Os Arrojas desta vida
Não há semana que não apareça por aí mais uma pérola proferida pelo boçal do Pedro Arroja. Este meu post já vai atrasado relativamente à última, mas adiantado relativamente à próxima, que certamente aparecerá não tarda nada. Ontem descobri que este coisinha escreveu um livro (uma edição da editora Guerra e Paz), uma obra «imperdível», não haja dúvida.
Poderia começar por debitar as barbaridades proferidas pelo Arroja, mas acho que acabava por estar a fazer exactamente o que a nossa comunicação social faz: dar tempo de antena a quem não tem nada de inteligível e interessante para dizer.
O Arroja não é o único. Cada vez avançamos mais para um país habitado por Arrojas fascinados pela atenção inusitada que lhes é dada. Daqui podemos apreender várias coisas e questionar outras tantas:
Todas as pessoas têm direito à sua opinião, mas terão todas as opiniões uma validade/qualidade equivalente?
Os órgãos de comunicação privados, como privados que são, têm o direito à selecção dos seus conteúdos, à selecção dos seus comentadores, jornalistas, colaboradores, mas será legítimo usarem os seus espaços informativos para a propagação de ideologias racistas, homofóbicas, misóginas?
Olhando para este caso específico, para este Arroja específico, a sua forma de se expressar é tão caricata que chega a ser humorística; para uma parte da audiência que o observa, Arroja é fonte de entretenimento, alvo de jocosidade e anedota, mas na vasta audiência televisiva do canal onde debita barbaridades, talvez alguns telespectadores se revejam nas opiniões deformadas de Arroja e sintam, dessa forma, as suas próprias opiniões legitimadas, validadas.

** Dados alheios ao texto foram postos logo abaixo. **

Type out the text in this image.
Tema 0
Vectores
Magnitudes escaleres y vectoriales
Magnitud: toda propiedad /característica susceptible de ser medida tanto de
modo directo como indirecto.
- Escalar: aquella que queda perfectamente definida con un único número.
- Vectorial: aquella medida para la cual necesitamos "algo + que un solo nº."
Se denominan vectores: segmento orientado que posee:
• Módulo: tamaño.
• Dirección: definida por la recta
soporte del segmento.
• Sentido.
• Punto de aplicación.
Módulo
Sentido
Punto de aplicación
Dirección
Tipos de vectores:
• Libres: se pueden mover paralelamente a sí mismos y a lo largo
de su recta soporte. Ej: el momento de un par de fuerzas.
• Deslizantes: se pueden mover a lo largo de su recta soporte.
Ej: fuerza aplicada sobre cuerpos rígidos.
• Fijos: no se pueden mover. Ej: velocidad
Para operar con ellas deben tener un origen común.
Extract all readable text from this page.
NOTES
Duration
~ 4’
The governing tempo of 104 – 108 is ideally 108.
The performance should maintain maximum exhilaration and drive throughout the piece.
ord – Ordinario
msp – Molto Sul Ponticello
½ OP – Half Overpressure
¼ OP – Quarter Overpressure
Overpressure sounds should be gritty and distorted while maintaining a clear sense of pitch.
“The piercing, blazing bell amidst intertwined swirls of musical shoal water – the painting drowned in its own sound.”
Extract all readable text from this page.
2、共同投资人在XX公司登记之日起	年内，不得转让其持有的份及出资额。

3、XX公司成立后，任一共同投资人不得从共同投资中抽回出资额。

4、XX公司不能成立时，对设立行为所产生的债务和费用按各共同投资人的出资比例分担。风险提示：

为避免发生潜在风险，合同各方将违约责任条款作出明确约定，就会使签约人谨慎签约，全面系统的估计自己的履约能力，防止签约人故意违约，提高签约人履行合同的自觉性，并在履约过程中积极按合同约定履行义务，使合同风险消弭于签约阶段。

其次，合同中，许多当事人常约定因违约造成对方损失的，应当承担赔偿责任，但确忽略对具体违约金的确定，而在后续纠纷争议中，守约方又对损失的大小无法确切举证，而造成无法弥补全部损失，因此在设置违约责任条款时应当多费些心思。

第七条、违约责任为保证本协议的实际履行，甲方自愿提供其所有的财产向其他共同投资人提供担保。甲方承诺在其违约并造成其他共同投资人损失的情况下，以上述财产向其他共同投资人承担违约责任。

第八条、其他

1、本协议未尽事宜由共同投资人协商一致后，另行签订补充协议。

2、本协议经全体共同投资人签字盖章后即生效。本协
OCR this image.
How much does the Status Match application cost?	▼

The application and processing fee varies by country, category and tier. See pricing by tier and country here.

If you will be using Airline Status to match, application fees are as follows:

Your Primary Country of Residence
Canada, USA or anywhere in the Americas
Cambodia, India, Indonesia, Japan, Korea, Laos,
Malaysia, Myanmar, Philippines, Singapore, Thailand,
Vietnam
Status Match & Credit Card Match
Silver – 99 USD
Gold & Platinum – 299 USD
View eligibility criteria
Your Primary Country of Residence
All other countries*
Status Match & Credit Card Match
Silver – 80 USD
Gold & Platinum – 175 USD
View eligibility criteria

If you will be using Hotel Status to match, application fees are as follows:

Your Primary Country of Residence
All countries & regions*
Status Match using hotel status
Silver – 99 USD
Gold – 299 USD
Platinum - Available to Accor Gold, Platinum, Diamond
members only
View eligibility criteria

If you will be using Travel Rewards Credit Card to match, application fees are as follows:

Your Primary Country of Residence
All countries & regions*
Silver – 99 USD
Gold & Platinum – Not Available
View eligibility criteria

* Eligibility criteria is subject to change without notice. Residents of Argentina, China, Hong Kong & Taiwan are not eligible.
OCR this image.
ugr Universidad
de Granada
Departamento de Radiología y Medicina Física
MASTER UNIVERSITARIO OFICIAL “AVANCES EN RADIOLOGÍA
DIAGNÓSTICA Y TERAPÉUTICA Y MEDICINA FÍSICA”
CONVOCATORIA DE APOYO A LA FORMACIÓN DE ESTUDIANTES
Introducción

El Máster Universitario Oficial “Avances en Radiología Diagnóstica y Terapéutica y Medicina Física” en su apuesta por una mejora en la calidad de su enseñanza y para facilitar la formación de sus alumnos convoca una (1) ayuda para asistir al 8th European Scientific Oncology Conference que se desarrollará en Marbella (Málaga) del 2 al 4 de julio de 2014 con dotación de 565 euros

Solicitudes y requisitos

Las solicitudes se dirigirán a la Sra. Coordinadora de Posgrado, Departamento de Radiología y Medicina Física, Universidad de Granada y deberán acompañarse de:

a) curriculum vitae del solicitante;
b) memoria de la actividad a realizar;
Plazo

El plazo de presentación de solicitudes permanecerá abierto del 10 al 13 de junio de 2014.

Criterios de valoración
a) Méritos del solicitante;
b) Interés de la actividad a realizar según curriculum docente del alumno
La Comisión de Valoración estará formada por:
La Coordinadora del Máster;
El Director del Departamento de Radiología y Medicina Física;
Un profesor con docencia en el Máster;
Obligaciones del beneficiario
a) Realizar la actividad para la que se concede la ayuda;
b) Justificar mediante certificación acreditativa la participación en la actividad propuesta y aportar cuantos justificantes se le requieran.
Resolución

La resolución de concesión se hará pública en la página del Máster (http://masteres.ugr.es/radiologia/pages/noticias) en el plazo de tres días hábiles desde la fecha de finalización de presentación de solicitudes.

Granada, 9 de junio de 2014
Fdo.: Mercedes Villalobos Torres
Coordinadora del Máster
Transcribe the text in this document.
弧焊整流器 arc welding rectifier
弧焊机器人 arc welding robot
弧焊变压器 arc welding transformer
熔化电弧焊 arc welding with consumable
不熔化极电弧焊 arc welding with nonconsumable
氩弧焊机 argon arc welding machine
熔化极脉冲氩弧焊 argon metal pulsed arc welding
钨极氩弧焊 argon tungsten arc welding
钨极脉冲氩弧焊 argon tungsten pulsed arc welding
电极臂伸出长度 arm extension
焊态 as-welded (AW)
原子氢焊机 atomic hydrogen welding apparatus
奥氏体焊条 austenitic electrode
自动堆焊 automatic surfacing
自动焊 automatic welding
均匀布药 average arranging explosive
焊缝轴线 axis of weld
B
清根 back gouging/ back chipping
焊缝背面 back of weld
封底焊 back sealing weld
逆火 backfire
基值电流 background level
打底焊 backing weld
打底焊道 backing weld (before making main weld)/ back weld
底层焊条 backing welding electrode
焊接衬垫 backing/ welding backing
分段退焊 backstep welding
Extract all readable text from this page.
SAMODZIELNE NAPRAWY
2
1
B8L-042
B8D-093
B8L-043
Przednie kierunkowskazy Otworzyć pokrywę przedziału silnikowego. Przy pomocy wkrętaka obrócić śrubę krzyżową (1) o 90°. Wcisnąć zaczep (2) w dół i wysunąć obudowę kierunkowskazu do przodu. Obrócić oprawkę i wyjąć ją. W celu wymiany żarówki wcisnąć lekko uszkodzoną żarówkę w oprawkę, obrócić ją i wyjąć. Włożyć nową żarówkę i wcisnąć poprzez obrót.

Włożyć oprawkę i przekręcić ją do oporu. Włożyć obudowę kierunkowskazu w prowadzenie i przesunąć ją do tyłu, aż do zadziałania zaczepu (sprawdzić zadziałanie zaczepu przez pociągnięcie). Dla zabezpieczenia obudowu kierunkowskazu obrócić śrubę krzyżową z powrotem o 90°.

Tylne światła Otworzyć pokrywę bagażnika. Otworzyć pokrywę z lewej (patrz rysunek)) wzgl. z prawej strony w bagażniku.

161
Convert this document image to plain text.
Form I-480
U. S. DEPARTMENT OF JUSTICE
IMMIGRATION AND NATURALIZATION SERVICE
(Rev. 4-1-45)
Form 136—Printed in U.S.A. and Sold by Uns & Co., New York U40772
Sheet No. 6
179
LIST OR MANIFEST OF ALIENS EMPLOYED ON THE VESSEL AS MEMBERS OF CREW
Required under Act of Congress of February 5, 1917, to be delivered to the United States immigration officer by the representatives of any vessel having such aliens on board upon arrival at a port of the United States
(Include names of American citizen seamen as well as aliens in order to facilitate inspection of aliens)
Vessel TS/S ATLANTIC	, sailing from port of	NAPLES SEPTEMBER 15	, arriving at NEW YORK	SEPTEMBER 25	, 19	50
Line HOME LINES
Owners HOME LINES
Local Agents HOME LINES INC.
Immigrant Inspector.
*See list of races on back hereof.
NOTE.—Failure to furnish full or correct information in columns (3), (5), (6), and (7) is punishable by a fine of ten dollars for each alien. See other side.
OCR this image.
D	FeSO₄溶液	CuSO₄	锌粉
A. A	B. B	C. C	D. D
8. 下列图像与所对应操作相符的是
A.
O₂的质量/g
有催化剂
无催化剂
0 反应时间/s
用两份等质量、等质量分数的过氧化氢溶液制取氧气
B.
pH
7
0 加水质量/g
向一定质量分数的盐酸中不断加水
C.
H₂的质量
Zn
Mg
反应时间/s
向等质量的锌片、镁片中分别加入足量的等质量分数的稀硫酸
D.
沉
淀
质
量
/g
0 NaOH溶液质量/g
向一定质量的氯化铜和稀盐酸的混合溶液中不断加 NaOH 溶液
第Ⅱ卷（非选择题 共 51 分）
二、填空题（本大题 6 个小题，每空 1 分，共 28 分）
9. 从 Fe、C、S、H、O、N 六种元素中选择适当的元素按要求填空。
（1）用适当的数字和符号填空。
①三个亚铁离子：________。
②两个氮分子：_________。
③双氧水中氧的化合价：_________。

Numa sociedade onde o racismo, a homofobia, a misoginia (esta última transmutada numa certa coisificação da mulher, onde esta pode ser tida como objecto de posse do marido e, como tal, tratada como qualquer outro objecto) já não deviam ter lugar e ser apenas lembranças de uma sociedade passada mais arcaica, a propagação televisiva de tais ideologias não se deveria configurar como opinião, mas como crime.
Num vasto universo de professores, cientistas, investigadores, escritores, filósofos, sociólogos e pensadores de um modo geral, qual a razão de uma certa insistência na selecção de colaboradores/mensageiros da razão de um calibre tão medíocre? É raro apanhar um destes opinion makers que seja humilde na sua forma de expressão e que incentive os telespectadores/leitores/ouvintes a uma busca pela opinião própria, bem estruturada, consolidada por factos, mas com abertura à mudança, se esta se provar errónea ou mal fundamentada. Quase todos eles se apresentam como messias, infalíveis nas suas parábolas, exigindo aos seus seguidores que não olhem para o lado, que não pestanejem sequer.
A cultura, a educação, a informação imparcial, a capacidade de pensar de forma autónoma são o caminho para uma sociedade mais evoluída. Não podemos choramingar por não sermos como certas sociedades de certos países — «Porque é que não somos como os dinamarqueses, como os finlandeses, como os noruegueses?»
Choramingar não basta, se não se exige tudo aquilo que nos levará a essa evolução. Choramingar não basta quando se consome com um certo gosto todo o lixo informativo e pseudocultural que nos impingem.